Answer: Mercury Atlas 9
On May 16, 1963, NASA astronaut L. Gordon Cooper, Jr. was in a fairly tight spot. Cooper was the only crew member aboard Faith 7 an orbital spacecraft hauled up by an Atlas LV-3B rocket as part of the space mission Mercury Atlas 9 ̵
1; the first and only one-day mission in the Mercury program.
During much of Cooper's time in space, orbiting the Earth nearly two dozen times over a day and a half, the mission was straightforward. However, as the time to reenter approached, problems arose. On the 20th orbit, Cooper lost height measurements, and on the 21st orbit, a short circuit failed the automatic stabilization and control systems without power.
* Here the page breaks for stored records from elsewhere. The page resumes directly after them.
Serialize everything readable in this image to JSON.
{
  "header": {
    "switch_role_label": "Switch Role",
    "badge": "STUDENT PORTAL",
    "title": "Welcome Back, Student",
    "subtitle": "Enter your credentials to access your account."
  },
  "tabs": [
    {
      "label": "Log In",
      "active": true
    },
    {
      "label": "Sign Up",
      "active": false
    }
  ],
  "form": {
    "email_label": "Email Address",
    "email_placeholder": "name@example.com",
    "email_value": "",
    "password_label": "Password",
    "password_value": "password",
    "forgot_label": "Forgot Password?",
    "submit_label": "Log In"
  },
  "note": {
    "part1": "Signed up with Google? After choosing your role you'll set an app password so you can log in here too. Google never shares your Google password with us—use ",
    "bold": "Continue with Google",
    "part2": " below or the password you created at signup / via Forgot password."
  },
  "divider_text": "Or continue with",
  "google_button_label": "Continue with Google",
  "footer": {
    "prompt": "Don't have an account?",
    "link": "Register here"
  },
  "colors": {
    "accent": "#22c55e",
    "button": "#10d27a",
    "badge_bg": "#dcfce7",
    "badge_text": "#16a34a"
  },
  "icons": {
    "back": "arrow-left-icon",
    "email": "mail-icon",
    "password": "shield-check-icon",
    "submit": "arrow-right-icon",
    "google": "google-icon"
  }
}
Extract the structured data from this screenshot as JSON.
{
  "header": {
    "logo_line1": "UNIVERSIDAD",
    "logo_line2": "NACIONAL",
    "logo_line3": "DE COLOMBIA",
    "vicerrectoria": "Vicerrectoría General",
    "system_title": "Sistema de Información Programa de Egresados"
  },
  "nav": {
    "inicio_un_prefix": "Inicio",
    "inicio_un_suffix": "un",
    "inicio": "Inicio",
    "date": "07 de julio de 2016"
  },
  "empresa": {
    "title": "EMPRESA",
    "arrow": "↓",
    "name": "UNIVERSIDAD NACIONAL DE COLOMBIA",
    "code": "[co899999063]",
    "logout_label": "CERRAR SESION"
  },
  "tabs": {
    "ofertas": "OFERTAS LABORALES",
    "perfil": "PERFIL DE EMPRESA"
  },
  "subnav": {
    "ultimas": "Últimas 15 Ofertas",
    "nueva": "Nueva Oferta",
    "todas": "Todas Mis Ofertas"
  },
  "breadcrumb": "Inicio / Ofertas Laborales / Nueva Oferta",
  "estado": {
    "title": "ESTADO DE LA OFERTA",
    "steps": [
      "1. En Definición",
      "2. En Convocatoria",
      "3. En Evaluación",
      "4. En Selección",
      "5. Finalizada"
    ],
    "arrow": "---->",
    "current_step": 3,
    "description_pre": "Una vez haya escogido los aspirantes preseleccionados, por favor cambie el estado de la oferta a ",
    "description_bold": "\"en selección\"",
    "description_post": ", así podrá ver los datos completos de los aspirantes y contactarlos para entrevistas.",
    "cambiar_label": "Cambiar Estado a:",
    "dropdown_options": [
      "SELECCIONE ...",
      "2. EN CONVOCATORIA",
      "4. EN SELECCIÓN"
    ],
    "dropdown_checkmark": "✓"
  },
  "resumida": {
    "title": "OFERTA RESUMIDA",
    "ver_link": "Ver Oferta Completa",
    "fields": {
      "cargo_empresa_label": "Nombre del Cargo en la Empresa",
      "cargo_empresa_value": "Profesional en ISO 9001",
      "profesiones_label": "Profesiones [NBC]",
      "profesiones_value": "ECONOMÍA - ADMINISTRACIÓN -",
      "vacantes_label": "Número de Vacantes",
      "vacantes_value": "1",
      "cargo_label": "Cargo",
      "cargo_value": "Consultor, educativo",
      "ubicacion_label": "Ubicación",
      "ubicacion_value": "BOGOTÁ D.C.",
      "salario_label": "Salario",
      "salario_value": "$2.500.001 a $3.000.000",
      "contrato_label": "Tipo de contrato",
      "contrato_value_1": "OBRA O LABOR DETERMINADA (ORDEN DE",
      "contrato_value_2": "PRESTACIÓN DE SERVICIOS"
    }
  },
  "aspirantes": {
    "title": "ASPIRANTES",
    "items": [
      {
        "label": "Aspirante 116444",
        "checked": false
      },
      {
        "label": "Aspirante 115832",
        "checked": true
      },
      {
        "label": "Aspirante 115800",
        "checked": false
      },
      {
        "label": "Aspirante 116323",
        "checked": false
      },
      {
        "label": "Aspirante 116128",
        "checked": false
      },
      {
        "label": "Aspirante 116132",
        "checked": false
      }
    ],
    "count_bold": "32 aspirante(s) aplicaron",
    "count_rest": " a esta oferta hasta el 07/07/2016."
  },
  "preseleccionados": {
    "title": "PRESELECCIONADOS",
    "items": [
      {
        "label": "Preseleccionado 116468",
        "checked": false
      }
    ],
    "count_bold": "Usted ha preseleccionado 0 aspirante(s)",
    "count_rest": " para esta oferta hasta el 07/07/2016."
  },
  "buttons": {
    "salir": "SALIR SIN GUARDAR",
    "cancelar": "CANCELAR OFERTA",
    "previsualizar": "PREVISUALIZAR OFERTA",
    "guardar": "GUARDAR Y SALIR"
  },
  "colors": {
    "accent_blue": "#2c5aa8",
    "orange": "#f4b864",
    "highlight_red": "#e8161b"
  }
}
In addition to the electromechanical errors, the carbon dioxide level in the cabin and its spacesuit increased.
Cooper kept his wits and used his wristwatch to time control his manual control of retrorockets, his knowledge of astronomy, to use the stars as reference points, and to use a grease pen to draw lines on the window of the capsule To connect with the constellations during the flight, he made an absolutely beautiful landing in the textbook. Under Cooper's expert handling, Faith 7 splashed 4 miles from the world class salvage ship, the USS Kearsarge into the ocean. This landing was the most accurate capsule landing in NASA history, despite the lack of automatic controls.
Cooper's cool flight marked the last Mercury mission and the last manned mission until the launch of Gemini 3 in the spring of 1965.